『ディストラクション・ベイビーズ』 純粋破壊衝動
Destruction Babies(viewing film)
自主映画の世界で評価の高い真利子哲也監督の商業映画デビュー作『ディストラクション・ベイビーズ』は、ひたすら暴力を描く。そのシンプルさと、主役を演ずる柳楽優弥が全身から発する気味悪さによって、映画全体が不穏な気配に満ちている。
暴力といっても、強い者が弱い者に一方的にふるう暴力ではない。泰良(柳楽優弥)は路上で強そうな男や集団をみると、いきなりなぐりかかる。相手はやくざだったり集団だったりするから、たいていぶちのめされ、顔面から血を流して倒れる。

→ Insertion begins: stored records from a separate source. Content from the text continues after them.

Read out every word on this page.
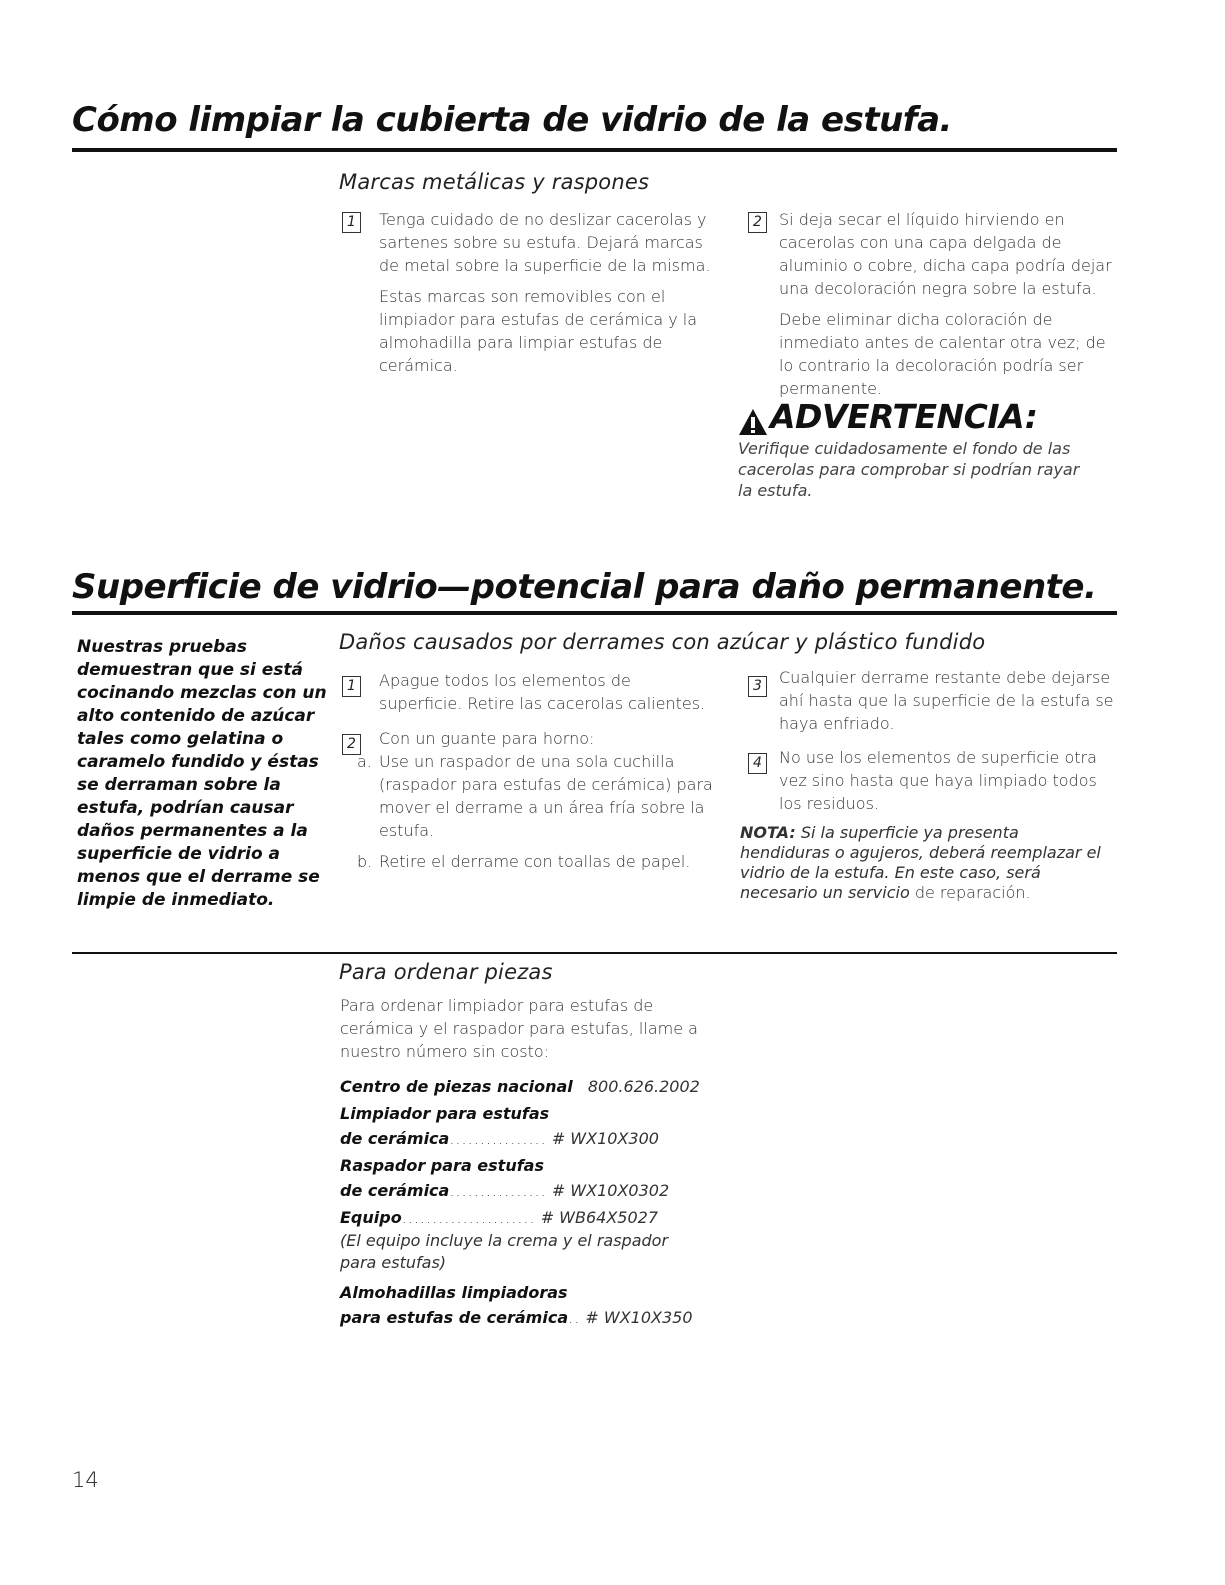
Cómo limpiar la cubierta de vidrio de la estufa.
Marcas metálicas y raspones
1	Tenga cuidado de no deslizar cacerolas y sartenes sobre su estufa. Dejará marcas de metal sobre la superficie de la misma.

Estas marcas son removibles con el limpiador para estufas de cerámica y la almohadilla para limpiar estufas de cerámica.

2	Si deja secar el líquido hirviendo en cacerolas con una capa delgada de aluminio o cobre, dicha capa podría dejar una decoloración negra sobre la estufa.

Debe eliminar dicha coloración de inmediato antes de calentar otra vez; de lo contrario la decoloración podría ser permanente.

ADVERTENCIA:
Verifique cuidadosamente el fondo de las cacerolas para comprobar si podrían rayar la estufa.
Superficie de vidrio—potencial para daño permanente.
Nuestras pruebas demuestran que si está cocinando mezclas con un alto contenido de azúcar tales como gelatina o caramelo fundido y éstas se derraman sobre la estufa, podrían causar daños permanentes a la superficie de vidrio a menos que el derrame se limpie de inmediato.
Daños causados por derrames con azúcar y plástico fundido
1	Apague todos los elementos de superficie. Retire las cacerolas calientes.

2	Con un guante para horno:
a. Use un raspador de una sola cuchilla (raspador para estufas de cerámica) para mover el derrame a un área fría sobre la estufa.
b. Retire el derrame con toallas de papel.
3	Cualquier derrame restante debe dejarse ahí hasta que la superficie de la estufa se haya enfriado.

4	No use los elementos de superficie otra vez sino hasta que haya limpiado todos los residuos.

NOTA: Si la superficie ya presenta hendiduras o agujeros, deberá reemplazar el vidrio de la estufa. En este caso, será necesario un servicio de reparación.
Para ordenar piezas
Para ordenar limpiador para estufas de cerámica y el raspador para estufas, llame a nuestro número sin costo:
Centro de piezas nacional 800.626.2002
Limpiador para estufas
de cerámica................ # WX10X300
Raspador para estufas
de cerámica................ # WX10X0302
Equipo...................... # WB64X5027
(El equipo incluye la crema y el raspador para estufas)
Almohadillas limpiadoras
para estufas de cerámica.. # WX10X350
14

それでもこりない。そのしつこさに、最後には男たちも辟易して逃げていく。そして肝心なことは、泰良がなぜ殴りかかるのか、その理由はいっさい説明されないことだろう。泰良自身もほとんど言葉を発せず、「楽しけりゃええけん」とつぶやくのみ。
そんな泰良に裕也(菅田将暉)がまとわりつき、一緒に行動するようになる。もっとも裕也は勝てそうな相手にしか喧嘩をふっかけない。いわゆるチャラ男というやつ。喧嘩に勝って相手の車を奪うと、車内にいたキャバクラ嬢・那奈(小松菜奈)をトランクに押し込めて郊外に車を走らせる。事故を起こし、男を死なせてしまう。泰良、裕也、那奈の3人に共犯意識が漂う。とはいえ、警察に事情を聞かれた那奈はあくまで被害者を装う。
もうひとり、泰良の弟・将太(村上虹郎)がいる。将太は普通の高校生で、家を出て町を放浪する兄の泰良を探し回る。映画のはじめと終わりで2度ほど、将太のショットの後、男が歩くのを後ろから捉えるショットがつづく。パーカーのような似た服を着ているので、それが兄なのか弟なのか観客はとまどう。そのとまどいは、画面がその顔を捉えた瞬間、それが弟で、しかも兄のような暴力をふるう男に豹変するのではないかという不安に変わる。
愛媛県松山の市街と港の三津浜でオールロケされている。泰良たちの暴力のかたわら、神輿と神輿をぶつけあう三津浜の喧嘩祭のシーンが対置される。こちらは、人間の破壊衝動を共同体が祭に昇華させている。泰良たちの暴力は、共同体が薄くなった、あるいは壊れた結果だというふうにも読める。
ラストシーンは、泰良という一人の殺人者──社会から見れば理由なき殺人鬼──が誕生したことを告げる。柳楽優弥の面構えは、『復讐するは我にあり』の緒方拳を思い出させる。